日立製作所は6月11日、2013年10月1日付でパワー半導体事業を同社子会社の日立原町電子工業に移管し、設計、製造から販売までの一貫体制を構築することを決定したと発表した。

パワー半導体は、省エネルギー社会実現のキーデバイスとされており、今後、市場の拡大が期待されている。日立では今回の事業移管について、グループ内での設計、製造から販売までのすべての業務を一体化することで、情報や意思決定の流れを早めることで、競争力を高めることを目的としていると説明する。

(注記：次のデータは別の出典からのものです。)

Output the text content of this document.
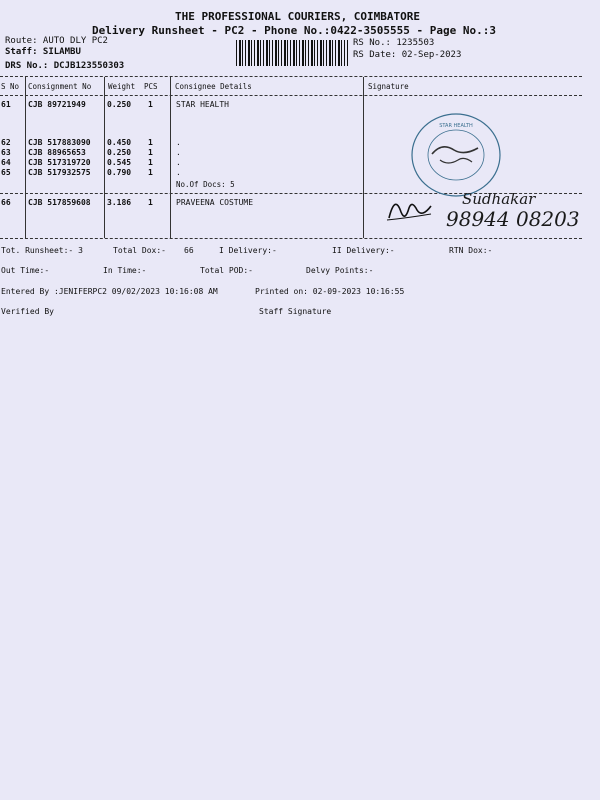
THE PROFESSIONAL COURIERS, COIMBATORE
Delivery Runsheet - PC2 - Phone No.:0422-3505555 - Page No.:3
Route: AUTO DLY PC2
Staff: SILAMBU
DRS No.: DCJB123550303
RS No.: 1235503
RS Date: 02-Sep-2023
S No Consignment No Weight PCS Consignee Details	Signature
61 CJB 89721949	0.250 1	STAR HEALTH
62 CJB 517883090 0.450 1	.
63 CJB 88965653	0.250 1	.
64 CJB 517319720 0.545 1	.
65 CJB 517932575 0.790 1	.
No.Of Docs: 5
66 CJB 517859608 3.186 1	PRAVEENA COSTUME
STAR HEALTH
Sudhakar
98944 08203
Tot. Runsheet:- 3	Total Dox:- 66	I Delivery:-	II Delivery:-	RTN Dox:-
Out Time:-	In Time:-	Total POD:-	Delvy Points:-
Entered By :JENIFERPC2 09/02/2023 10:16:08 AM	Printed on: 02-09-2023 10:16:55
Verified By	Staff Signature
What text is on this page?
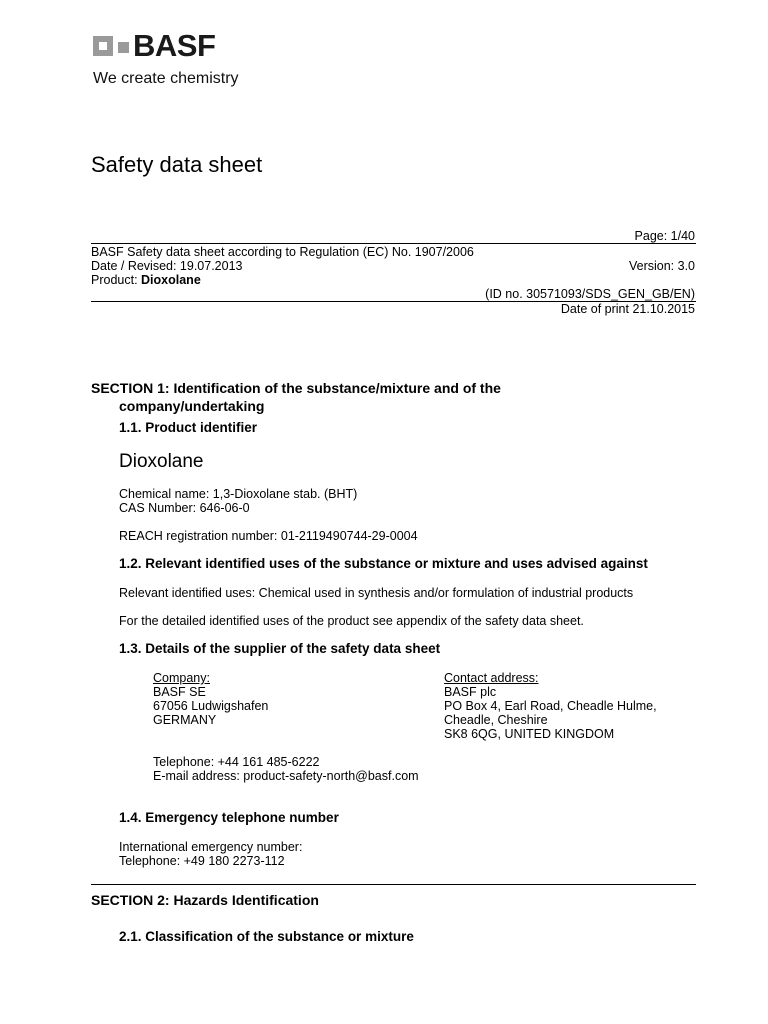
BASF
We create chemistry
Safety data sheet
Page: 1/40
BASF Safety data sheet according to Regulation (EC) No. 1907/2006
Date / Revised: 19.07.2013	Version: 3.0
Product: Dioxolane
(ID no. 30571093/SDS_GEN_GB/EN)
Date of print 21.10.2015
SECTION 1: Identification of the substance/mixture and of the
company/undertaking
1.1. Product identifier
Dioxolane
Chemical name: 1,3-Dioxolane stab. (BHT)
CAS Number: 646-06-0
REACH registration number: 01-2119490744-29-0004
1.2. Relevant identified uses of the substance or mixture and uses advised against
Relevant identified uses: Chemical used in synthesis and/or formulation of industrial products
For the detailed identified uses of the product see appendix of the safety data sheet.
1.3. Details of the supplier of the safety data sheet
Company:
BASF SE
67056 Ludwigshafen
GERMANY
Contact address:
BASF plc
PO Box 4, Earl Road, Cheadle Hulme,
Cheadle, Cheshire
SK8 6QG, UNITED KINGDOM
Telephone: +44 161 485-6222
E-mail address: product-safety-north@basf.com
1.4. Emergency telephone number
International emergency number:
Telephone: +49 180 2273-112
SECTION 2: Hazards Identification
2.1. Classification of the substance or mixture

具体的には、日立のパワー半導体事業の設計、製造、品質保証、営業部門などを会社分割により、日立原町電子工業に承継させ、それに併せて日立原町電子工業は「株式会社 日立パワーデバイス(仮)」に社名を変更する予定だという。

なお、新会社では事業承継後、鉄道、建設機械、風力発電、電力流通などに使用される世界最高レベルの低損失を実現可能な高耐圧IGBTの量産を推し進めるほか、次世代素子として期待されるSiCデバイスの実用化に向けた開発を進めるとしている。また、インバータICの新興国でのエアコン需要拡大対応や、自動車分野での第3世代(樹脂型)オルタネータ用ダイオードなどの販売拡大を図っていき、グローバルでの事業拡大を図っていく計画としている。